Bassett-Lowke produced trains from 15-inch (381 mm) gauge live steam models to Gauge 2, Gauge 1 and 0 gauge.
The first 15-inch steam locomotive, test run on the Eaton Hall Railway, in 1905 was Little Giant. Unlike other engines on the line it was a replica of main-line locos, built for a public miniature railway at Blackpool. It was a quarter scale 4-4-2 Atlantic tender engine, though not an exact copy of any particular prototype. This engine still exists in private ownership.
In 1909 along with Henry Greenly W J Bassett Lowke started and edited Model Railways and Locomotives Magazine.
In 1914, Bassett-Lowke produced the second Pacific 4-6-2 of any size built in Britain (the first was GWR 111 The Great Bear). This was John Anthony, built for a miniature railway at Staughton Manor. It was never delivered, but after storage at Eaton Hall during World War I was sold to the Ravenglass and Eskdale Railway and renamed Colossus. It was scrapped in 1927. Ravenglass and Eskdale had purchased another Bassett Lowke Atlantic, the Sans Pareil.
In the 1920s, Bassett-Lowke introduced 00 gauge products.

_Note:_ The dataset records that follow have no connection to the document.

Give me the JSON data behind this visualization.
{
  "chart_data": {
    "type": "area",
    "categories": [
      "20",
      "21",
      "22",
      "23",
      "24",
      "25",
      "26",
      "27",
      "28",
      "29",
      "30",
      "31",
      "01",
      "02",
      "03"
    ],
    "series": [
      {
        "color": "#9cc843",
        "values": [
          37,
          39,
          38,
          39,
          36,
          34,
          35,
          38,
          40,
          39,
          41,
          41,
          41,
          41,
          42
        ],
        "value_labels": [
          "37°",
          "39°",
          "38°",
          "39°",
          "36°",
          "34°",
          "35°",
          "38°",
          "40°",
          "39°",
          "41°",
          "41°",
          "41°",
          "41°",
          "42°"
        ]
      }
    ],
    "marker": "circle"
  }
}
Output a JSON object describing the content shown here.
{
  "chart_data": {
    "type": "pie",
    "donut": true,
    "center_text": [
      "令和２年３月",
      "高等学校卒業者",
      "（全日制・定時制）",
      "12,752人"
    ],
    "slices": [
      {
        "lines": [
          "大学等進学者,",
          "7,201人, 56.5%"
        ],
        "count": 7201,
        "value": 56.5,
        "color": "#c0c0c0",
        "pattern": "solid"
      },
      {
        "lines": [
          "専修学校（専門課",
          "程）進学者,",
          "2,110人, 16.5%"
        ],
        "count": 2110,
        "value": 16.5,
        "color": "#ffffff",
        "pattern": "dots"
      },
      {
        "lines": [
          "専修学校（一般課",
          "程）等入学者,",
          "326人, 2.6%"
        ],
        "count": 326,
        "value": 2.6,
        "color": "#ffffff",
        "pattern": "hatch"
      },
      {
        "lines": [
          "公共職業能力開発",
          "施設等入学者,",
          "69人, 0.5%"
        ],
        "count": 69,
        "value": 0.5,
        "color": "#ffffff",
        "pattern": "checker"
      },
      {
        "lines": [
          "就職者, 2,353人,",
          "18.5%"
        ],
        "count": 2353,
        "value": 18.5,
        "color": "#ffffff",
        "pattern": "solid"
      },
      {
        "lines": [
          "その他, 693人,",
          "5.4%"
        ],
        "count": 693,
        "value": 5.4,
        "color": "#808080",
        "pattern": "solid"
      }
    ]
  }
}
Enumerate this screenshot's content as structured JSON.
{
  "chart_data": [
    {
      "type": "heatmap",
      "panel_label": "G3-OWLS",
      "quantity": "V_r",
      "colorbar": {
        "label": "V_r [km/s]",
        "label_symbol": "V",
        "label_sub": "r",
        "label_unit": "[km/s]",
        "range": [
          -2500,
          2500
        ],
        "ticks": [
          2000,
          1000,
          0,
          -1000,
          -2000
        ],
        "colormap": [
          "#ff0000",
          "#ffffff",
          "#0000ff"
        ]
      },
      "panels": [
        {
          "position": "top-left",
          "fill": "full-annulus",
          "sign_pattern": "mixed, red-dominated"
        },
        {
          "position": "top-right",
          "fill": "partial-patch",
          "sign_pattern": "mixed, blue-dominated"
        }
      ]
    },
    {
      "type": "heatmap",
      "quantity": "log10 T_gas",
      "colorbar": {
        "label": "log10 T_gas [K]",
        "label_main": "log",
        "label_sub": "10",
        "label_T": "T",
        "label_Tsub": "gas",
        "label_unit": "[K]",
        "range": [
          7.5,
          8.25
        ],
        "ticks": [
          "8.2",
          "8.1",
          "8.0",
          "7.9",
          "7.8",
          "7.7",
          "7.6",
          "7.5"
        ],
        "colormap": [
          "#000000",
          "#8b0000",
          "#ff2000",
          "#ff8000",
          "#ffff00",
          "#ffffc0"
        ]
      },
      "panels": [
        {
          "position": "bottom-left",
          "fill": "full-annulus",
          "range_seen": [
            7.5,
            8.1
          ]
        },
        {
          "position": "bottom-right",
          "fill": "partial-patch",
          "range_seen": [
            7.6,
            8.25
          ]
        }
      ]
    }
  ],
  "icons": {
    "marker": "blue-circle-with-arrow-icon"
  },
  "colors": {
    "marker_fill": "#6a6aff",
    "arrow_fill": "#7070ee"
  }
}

The company provided custom-built railways; one such layout survives in modified format at Bekonscot Model Village in England.
In 1939, Bassett-Lowke was tasked with producing a working model of Churchills trench digging tank known as Cultivator No. 6.[1]
Bassett-Lowke's decline starting in the late 1950s can be blamed on at least two factors: sometimes people would browse the firm's free catalogue and buy similar or nearly identical items elsewhere at lower price; and interest in technical toys declined in the late 1950s and even more in the 1960s. Bassett-Lowke's fall was mirrored by its U.S. counterparts, the A. C. Gilbert Company and Lionel Corporation. In 1964 the company ceased retail sales and sold its shops, including one at High Holborn in London, to Beatties. Bassett-Lowke went out of business in 1965.
In 1966 the company was acquired by Messrs Riley and Derry, and in the late 1980s by Nigel Turner, a Northampton businessman, and the company was based next to his business of Turner's Musical Merry-Go-Round, near Wootton, Northampton. In 1993 the name was revived with short-run white-metal models. These included a Burrell-type traction engine, Clayton Undertype steam wagon, Burrell-type steam roller, and a London B-type bus. The name was acquired in 1996 by Corgi, which linked it with live steam 0-gauge locomotives.
Key competitors to Bassett-Lowke were Hornby and Exley.
Hornby acquired Corgi in 2008 so consequently now manufacture Bassett-Lowke models.
In 1912 W. J. Bassett-Lowke, Robert Proctor-Mitchell and John Wills set up Narrow Gauge Railways Ltd (NGR) to promote and run 15-inch (380 mm) railways. An earlier company, Miniature Railways of Great Britain Ltd, went into voluntary liquidation in 1912. NGR's first railway opened in 1912 at Luna Park in the Parc des Eaux-Vives, Geneva, Switzerland. In Britain, the Ravenglass and Eskdale Railway was taken over, converted to 15-inch (380 mm) gauge and re-opened in 1915. The Fairbourne Railway followed in 1916.
Bassett-Lowke locomotives were often re-named when moved and it is uncertain whether a locomotive is new or an old one with a new name. The list (probably incomplete) is not definitive. Most of Bassett-Lowke's locomotives were designed by Henry Greenly who was a contributor to Model Engineer magazine.[2]
The Class 10 and Class 20 had narrow fireboxes. The Class 30 and Class 60 had wide fireboxes.